(Rat) Apocalypse Now
Peter Paquin has a term he likes to use. He’s not sure where it's from or if he made it up. “Misanthropologist” combines two terms: misanthrope meaning “hater of mankind” and anthropologist. What Paquin wants the viewers of his first solo show to know is that he doesn't actually hate humankind— It's just that he's painfully aware of human ignorance. To Paquin, the show and its message is ”more about humans being their own worst enemy.“
So if it's about humans, why rats? Paquin has been using rats as an icon for decades since he first began tagging them in the late 90’s. What Verman shows us, other than Paquin's popularity in the art world, is the ability for iconography to hold many layers of meaning: "what it boils down to is having a subject that I can use as an image and just do variations on.
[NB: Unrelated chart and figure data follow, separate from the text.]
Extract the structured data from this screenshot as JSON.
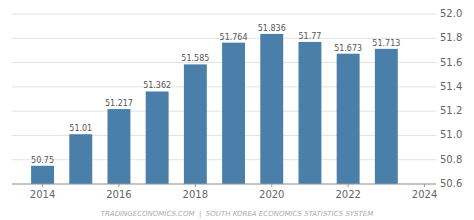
{
  "chart_data": {
    "type": "bar",
    "x": [
      2014,
      2015,
      2016,
      2017,
      2018,
      2019,
      2020,
      2021,
      2022,
      2023
    ],
    "values": [
      50.75,
      51.01,
      51.217,
      51.362,
      51.585,
      51.764,
      51.836,
      51.77,
      51.673,
      51.713
    ],
    "color": "#4a7faa",
    "xlim": [
      2013.2,
      2024.3
    ],
    "xticks": [
      2014,
      2016,
      2018,
      2020,
      2022,
      2024
    ],
    "ylim": [
      50.6,
      52.0
    ],
    "yticks": [
      50.6,
      50.8,
      {
        "value": 51.0,
        "label": "51.0"
      },
      51.2,
      51.4,
      51.6,
      51.8,
      {
        "value": 52.0,
        "label": "52.0"
      }
    ],
    "grid": true,
    "data_labels": true,
    "annotations": [
      "TRADINGECONOMICS.COM  |  SOUTH KOREA ECONOMICS STATISTICS SYSTEM"
    ]
  }
}
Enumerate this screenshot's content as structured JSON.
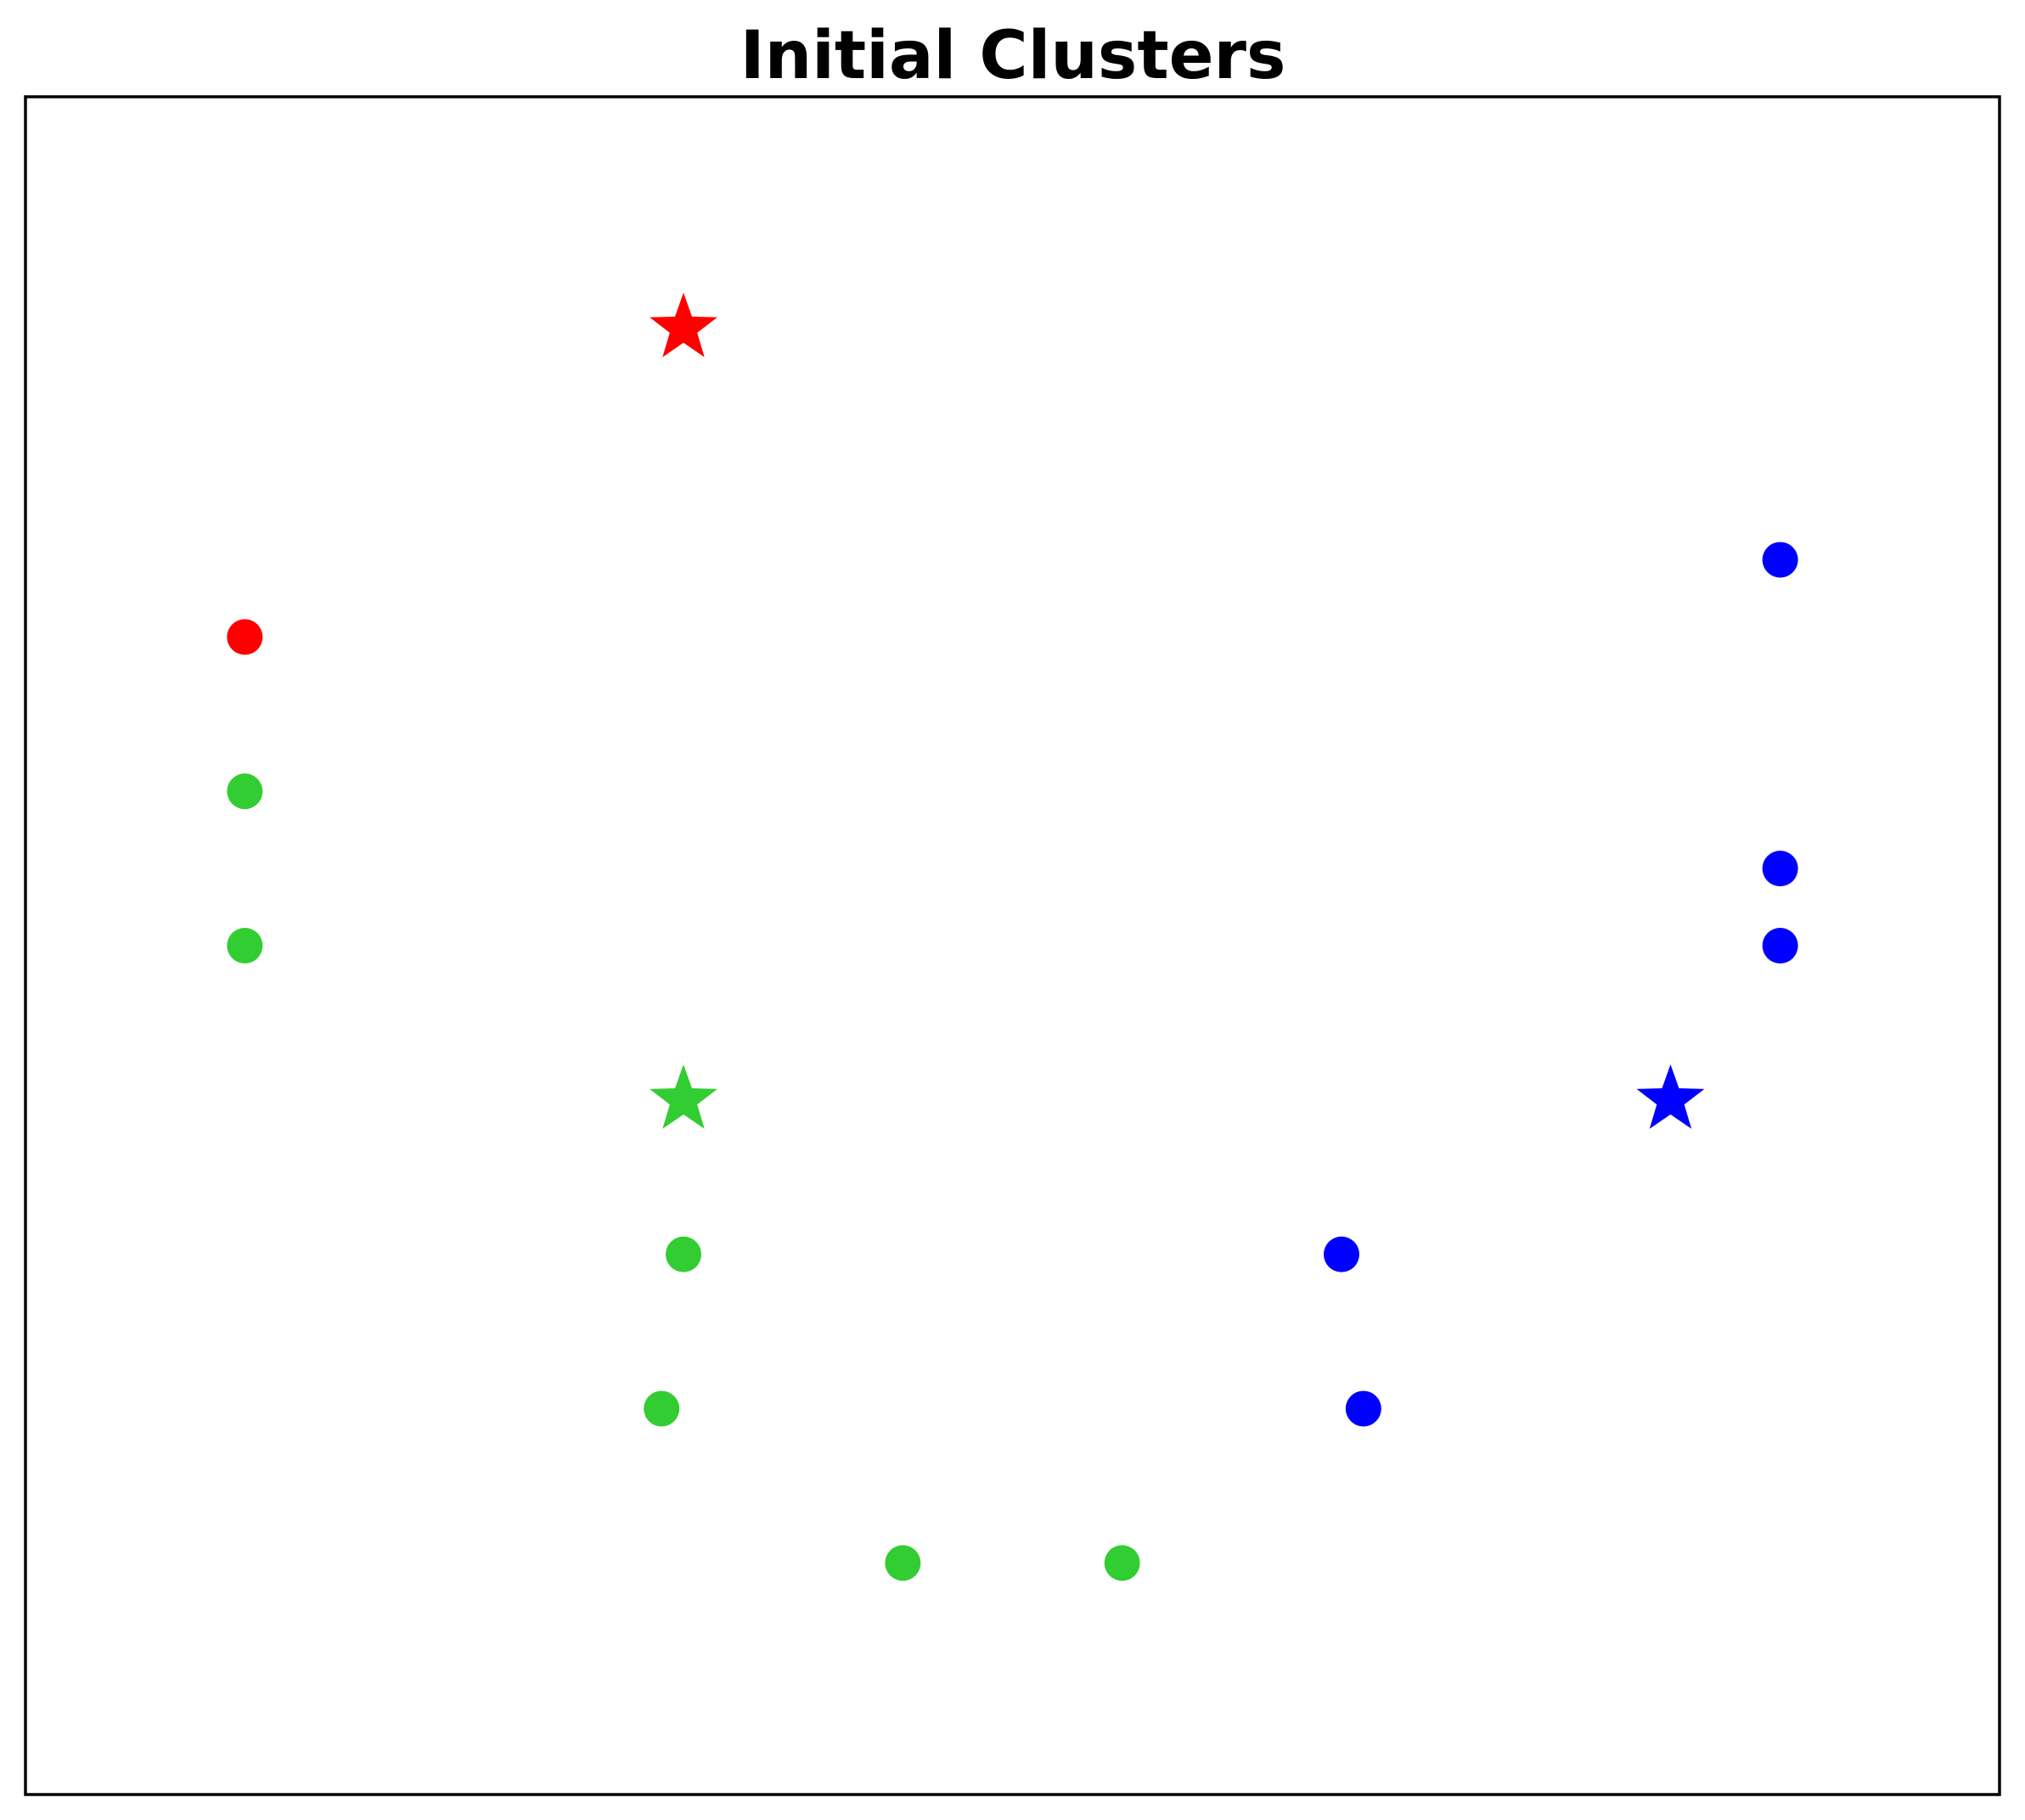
{
  "chart_data": {
    "type": "scatter",
    "title": "Initial Clusters",
    "xlabel": "",
    "ylabel": "",
    "xlim": [
      0,
      9
    ],
    "ylim": [
      -1,
      10
    ],
    "ticks_visible": false,
    "grid": false,
    "legend": "none",
    "series": [
      {
        "cluster": "red",
        "color": "#ff0000",
        "marker": "circle",
        "points": [
          {
            "x": 1.0,
            "y": 6.5
          }
        ]
      },
      {
        "cluster": "green",
        "color": "#32cd32",
        "marker": "circle",
        "points": [
          {
            "x": 1.0,
            "y": 5.5
          },
          {
            "x": 1.0,
            "y": 4.5
          },
          {
            "x": 3.0,
            "y": 2.5
          },
          {
            "x": 2.9,
            "y": 1.5
          },
          {
            "x": 4.0,
            "y": 0.5
          },
          {
            "x": 5.0,
            "y": 0.5
          }
        ]
      },
      {
        "cluster": "blue",
        "color": "#0000ff",
        "marker": "circle",
        "points": [
          {
            "x": 8.0,
            "y": 7.0
          },
          {
            "x": 8.0,
            "y": 5.0
          },
          {
            "x": 8.0,
            "y": 4.5
          },
          {
            "x": 6.0,
            "y": 2.5
          },
          {
            "x": 6.1,
            "y": 1.5
          }
        ]
      }
    ],
    "centroids": [
      {
        "cluster": "red",
        "color": "#ff0000",
        "marker": "star",
        "x": 3.0,
        "y": 8.5
      },
      {
        "cluster": "green",
        "color": "#32cd32",
        "marker": "star",
        "x": 3.0,
        "y": 3.5
      },
      {
        "cluster": "blue",
        "color": "#0000ff",
        "marker": "star",
        "x": 7.5,
        "y": 3.5
      }
    ]
  }
}
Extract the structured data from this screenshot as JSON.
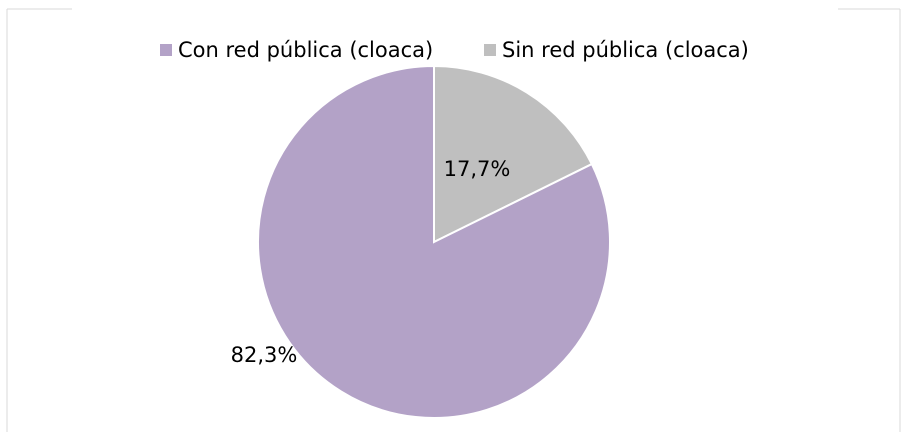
{
  "chart_data": {
    "type": "pie",
    "title": "",
    "legend_position": "top",
    "categories": [
      "Con red pública (cloaca)",
      "Sin red pública (cloaca)"
    ],
    "values": [
      82.3,
      17.7
    ],
    "data_labels": [
      "82,3%",
      "17,7%"
    ],
    "colors": [
      "#b3a2c7",
      "#bfbfbf"
    ]
  }
}
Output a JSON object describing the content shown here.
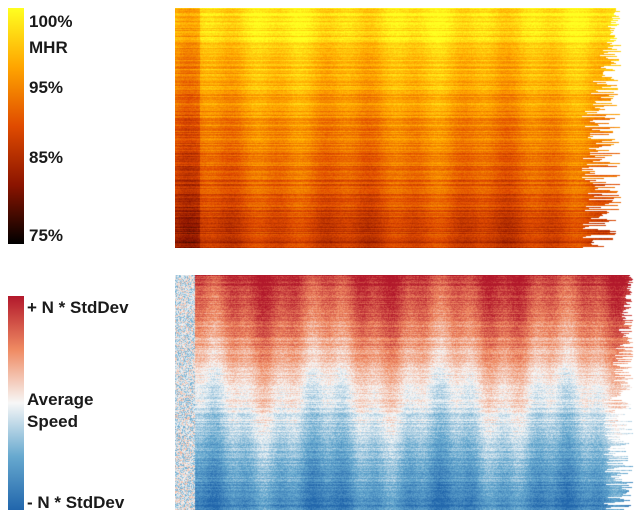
{
  "chart_data": [
    {
      "type": "heatmap",
      "colorbar": {
        "colors": [
          "#ffff20",
          "#ffa500",
          "#e04b00",
          "#8b1400",
          "#000000"
        ],
        "labels": [
          "100%",
          "MHR",
          "95%",
          "85%",
          "75%"
        ],
        "range_percent_mhr": [
          75,
          100
        ]
      },
      "legend_position": "left"
    },
    {
      "type": "heatmap",
      "colorbar": {
        "colors": [
          "#b2182b",
          "#ef8a62",
          "#f7f7f7",
          "#67a9cf",
          "#2166ac"
        ],
        "labels": [
          "+ N * StdDev",
          "Average",
          "Speed",
          "- N * StdDev"
        ]
      },
      "legend_position": "left"
    }
  ]
}
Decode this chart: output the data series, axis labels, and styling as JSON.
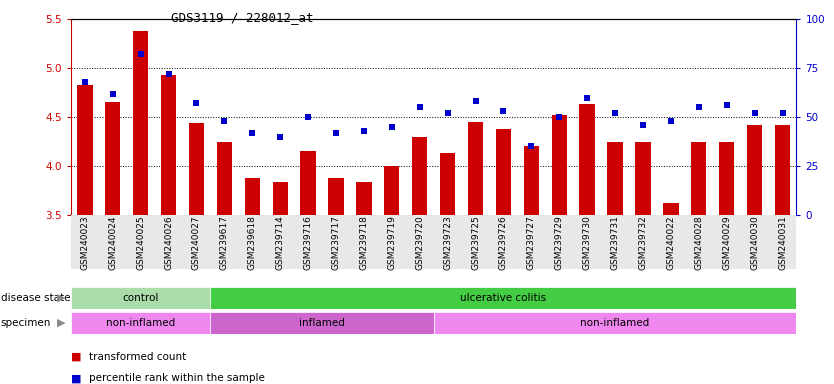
{
  "title": "GDS3119 / 228012_at",
  "samples": [
    "GSM240023",
    "GSM240024",
    "GSM240025",
    "GSM240026",
    "GSM240027",
    "GSM239617",
    "GSM239618",
    "GSM239714",
    "GSM239716",
    "GSM239717",
    "GSM239718",
    "GSM239719",
    "GSM239720",
    "GSM239723",
    "GSM239725",
    "GSM239726",
    "GSM239727",
    "GSM239729",
    "GSM239730",
    "GSM239731",
    "GSM239732",
    "GSM240022",
    "GSM240028",
    "GSM240029",
    "GSM240030",
    "GSM240031"
  ],
  "bar_values": [
    4.83,
    4.65,
    5.38,
    4.93,
    4.44,
    4.25,
    3.88,
    3.84,
    4.15,
    3.88,
    3.84,
    4.0,
    4.3,
    4.13,
    4.45,
    4.38,
    4.2,
    4.52,
    4.63,
    4.25,
    4.25,
    3.62,
    4.25,
    4.25,
    4.42,
    4.42
  ],
  "dot_values": [
    68,
    62,
    82,
    72,
    57,
    48,
    42,
    40,
    50,
    42,
    43,
    45,
    55,
    52,
    58,
    53,
    35,
    50,
    60,
    52,
    46,
    48,
    55,
    56,
    52,
    52
  ],
  "ylim_left": [
    3.5,
    5.5
  ],
  "ylim_right": [
    0,
    100
  ],
  "yticks_left": [
    3.5,
    4.0,
    4.5,
    5.0,
    5.5
  ],
  "yticks_right": [
    0,
    25,
    50,
    75,
    100
  ],
  "bar_color": "#cc0000",
  "dot_color": "#0000cc",
  "disease_state_groups": [
    {
      "label": "control",
      "start": 0,
      "end": 5,
      "color": "#aaddaa"
    },
    {
      "label": "ulcerative colitis",
      "start": 5,
      "end": 26,
      "color": "#44cc44"
    }
  ],
  "specimen_groups": [
    {
      "label": "non-inflamed",
      "start": 0,
      "end": 5,
      "color": "#ee88ee"
    },
    {
      "label": "inflamed",
      "start": 5,
      "end": 13,
      "color": "#cc66cc"
    },
    {
      "label": "non-inflamed",
      "start": 13,
      "end": 26,
      "color": "#ee88ee"
    }
  ],
  "legend_items": [
    {
      "label": "transformed count",
      "color": "#cc0000"
    },
    {
      "label": "percentile rank within the sample",
      "color": "#0000cc"
    }
  ],
  "left_label_color": "#cc0000",
  "right_label_color": "#0000cc"
}
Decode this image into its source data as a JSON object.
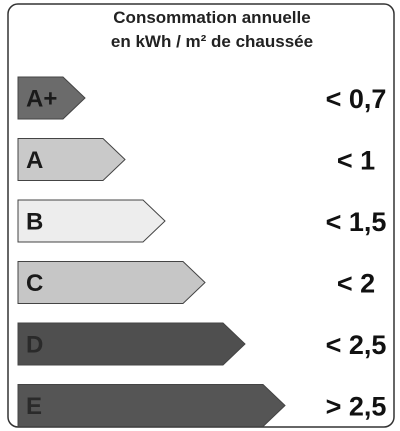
{
  "header": {
    "title": [
      "Consommation annuelle",
      "en kWh / m² de chaussée"
    ]
  },
  "classes": [
    {
      "label": "A+",
      "threshold": "< 0,7",
      "color": "#6b6b6b"
    },
    {
      "label": "A",
      "threshold": "< 1",
      "color": "#c9c9c9"
    },
    {
      "label": "B",
      "threshold": "< 1,5",
      "color": "#ededed"
    },
    {
      "label": "C",
      "threshold": "< 2",
      "color": "#c6c6c6"
    },
    {
      "label": "D",
      "threshold": "< 2,5",
      "color": "#4f4f4f"
    },
    {
      "label": "E",
      "threshold": "> 2,5",
      "color": "#555555"
    }
  ]
}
And the image also loses meaning if that makes sense. But while also having this incredibly heavy meaning, in the opposite regard, it becomes extremely abstract.”
While it may not be a premonition exactly, Verman points out the ironic ways humans degrade ourselves. We try so hard not to see the waste that we create and the vermin that live on that waste. But like many other things in life, it's the things that we try so desperately to make invisible that becomes so detrimental to us because of the ways we allow them to mutate and fester without accountability. Ironically, it's exactly this aggressive neglect of the filth that we have created that makes it so potently fatal. By forcing us to look at this and experience “the rat” as we have made him, Peter Paquin may have a hand in stopping this vicious cycle, but I suppose it's up to us in the end.
Verman by Peter Paquin is currently on view at Procell, 5 Delancey St, NY, NY.